Pero también con una seriedad y un compromiso con ese juego, sabiendo que no solo están peleando el resultado de ese partido, sino algo mucho, muchísimo más grande. Es una embestida a uno de los bastiones más machistas y cerrados a las mujeres que existen todavía. Estefanía Banini, la 10 y capitana del equipo, dijo al final del partido: “Pudimos reflejar esa lucha que está haciendo la mujer argentina por la igualdad”. Hicieron un juego inteligente con los objetivos clarísimos.
De cualquier manera no quiero romantizar la situación. Sabemos que esto no es de ahora, no es nueva la lucha que está dando este grupo de pibas. La precarización que viven las mujeres que se dedican al fútbol profesionalmente se empezó a visibilizar con el caso de Maca Sánchez, pero viene desde hace mucho, desde “Las pioneras” a esta parte (¿O antes todavía? Debería investigar). Siempre estuvieron y siempre estuvimos, pero ahora nos ven.
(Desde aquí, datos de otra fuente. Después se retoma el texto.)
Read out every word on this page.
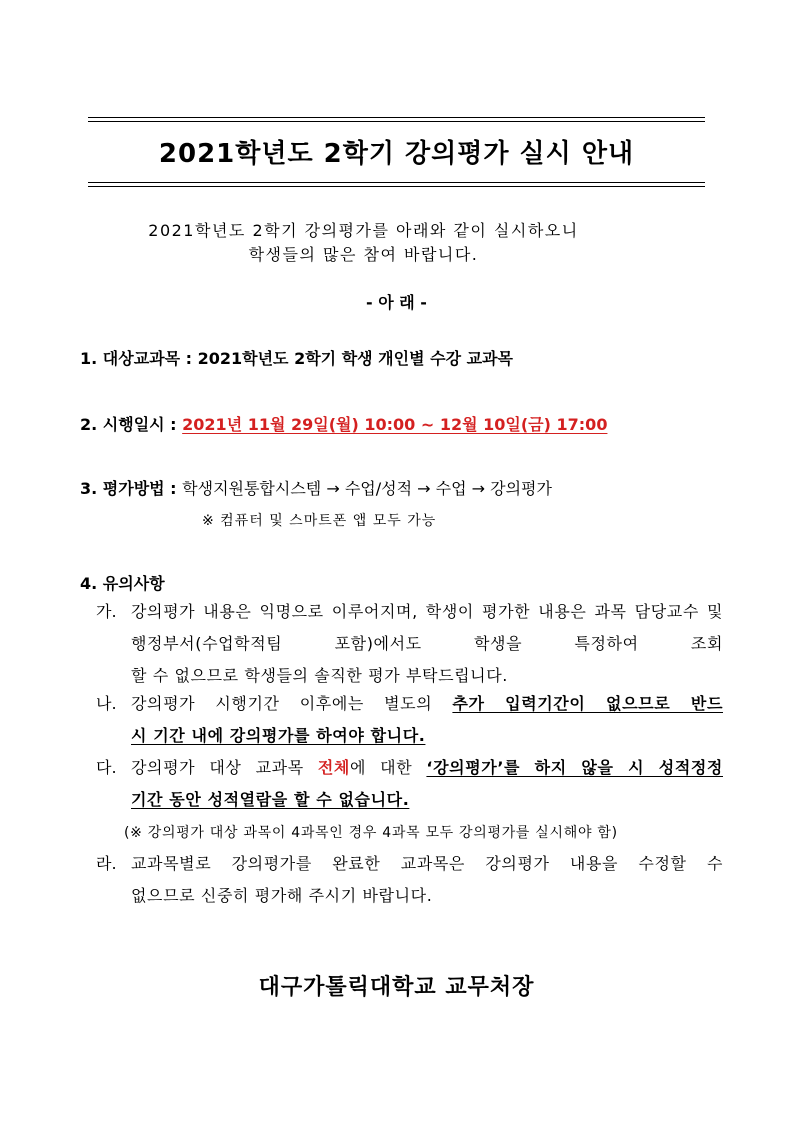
2021학년도 2학기 강의평가 실시 안내
2021학년도 2학기 강의평가를 아래와 같이 실시하오니
학생들의 많은 참여 바랍니다.
- 아 래 -
1. 대상교과목 : 2021학년도 2학기 학생 개인별 수강 교과목
2. 시행일시 : 2021년 11월 29일(월) 10:00 ~ 12월 10일(금) 17:00
3. 평가방법 : 학생지원통합시스템 → 수업/성적 → 수업 → 강의평가
※ 컴퓨터 및 스마트폰 앱 모두 가능
4. 유의사항
가. 강의평가 내용은 익명으로 이루어지며, 학생이 평가한 내용은 과목 담당교수 및 행정부서(수업학적팀 포함)에서도 학생을 특정하여 조회
할 수 없으므로 학생들의 솔직한 평가 부탁드립니다.
나. 강의평가 시행기간 이후에는 별도의 추가 입력기간이 없으므로 반드
시 기간 내에 강의평가를 하여야 합니다.
다. 강의평가 대상 교과목 전체에 대한 ‘강의평가’를 하지 않을 시 성적정정
기간 동안 성적열람을 할 수 없습니다.
(※ 강의평가 대상 과목이 4과목인 경우 4과목 모두 강의평가를 실시해야 함)
라. 교과목별로 강의평가를 완료한 교과목은 강의평가 내용을 수정할 수
없으므로 신중히 평가해 주시기 바랍니다.
대구가톨릭대학교 교무처장
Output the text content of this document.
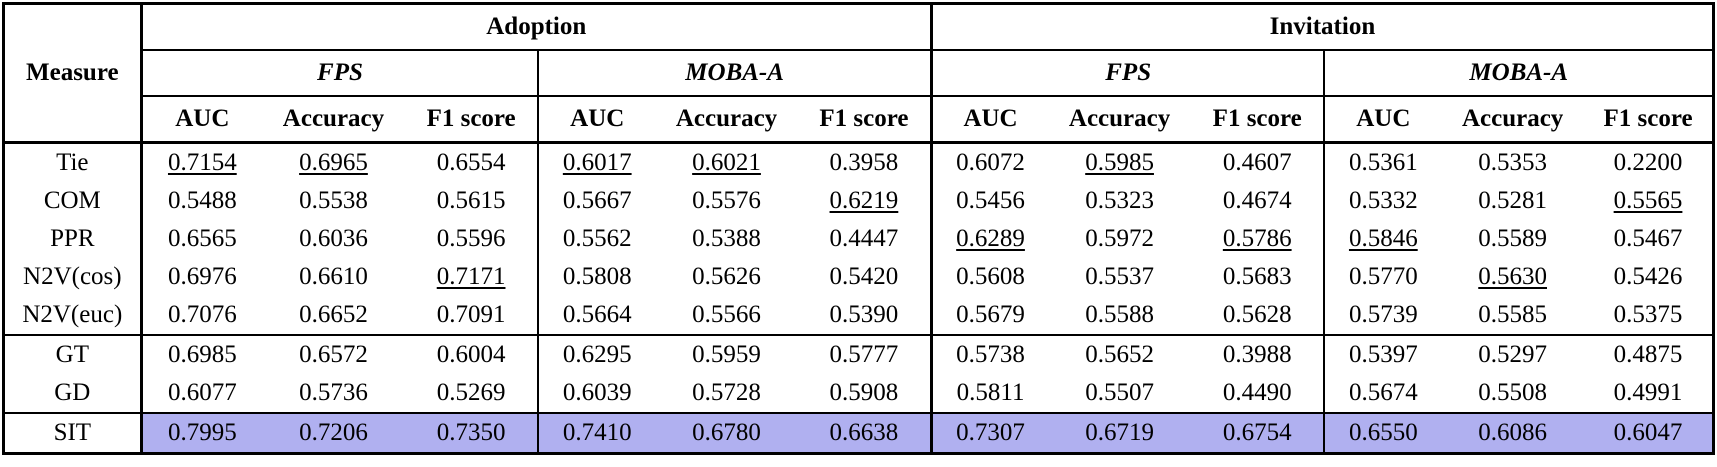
Measure	Adoption						Invitation					
	FPS			MOBA-A			FPS			MOBA-A		
	AUC	Accuracy	F1 score	AUC	Accuracy	F1 score	AUC	Accuracy	F1 score	AUC	Accuracy	F1 score
Tie	0.7154	0.6965	0.6554	0.6017	0.6021	0.3958	0.6072	0.5985	0.4607	0.5361	0.5353	0.2200
COM	0.5488	0.5538	0.5615	0.5667	0.5576	0.6219	0.5456	0.5323	0.4674	0.5332	0.5281	0.5565
PPR	0.6565	0.6036	0.5596	0.5562	0.5388	0.4447	0.6289	0.5972	0.5786	0.5846	0.5589	0.5467
N2V(cos)	0.6976	0.6610	0.7171	0.5808	0.5626	0.5420	0.5608	0.5537	0.5683	0.5770	0.5630	0.5426
N2V(euc)	0.7076	0.6652	0.7091	0.5664	0.5566	0.5390	0.5679	0.5588	0.5628	0.5739	0.5585	0.5375
GT	0.6985	0.6572	0.6004	0.6295	0.5959	0.5777	0.5738	0.5652	0.3988	0.5397	0.5297	0.4875
GD	0.6077	0.5736	0.5269	0.6039	0.5728	0.5908	0.5811	0.5507	0.4490	0.5674	0.5508	0.4991
SIT	0.7995	0.7206	0.7350	0.7410	0.6780	0.6638	0.7307	0.6719	0.6754	0.6550	0.6086	0.6047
Toda esa maravilla y rareza que sentí (y siento) al ver jugar a la selección femenina, algún día no será maravilla ni rareza. Siento que no hay ningún ámbito de esta sociedad que no sea machista pero que, a la vez, entonces, no pueda ser movilizado por el feminismo. Esto es larguísimo, es tedioso, es un trabajo de hormiga, pero hoy por lo menos, la selección de fútbol femenina tiene su primer punto en un mundial y es un montón, es muchísimo, es hermoso.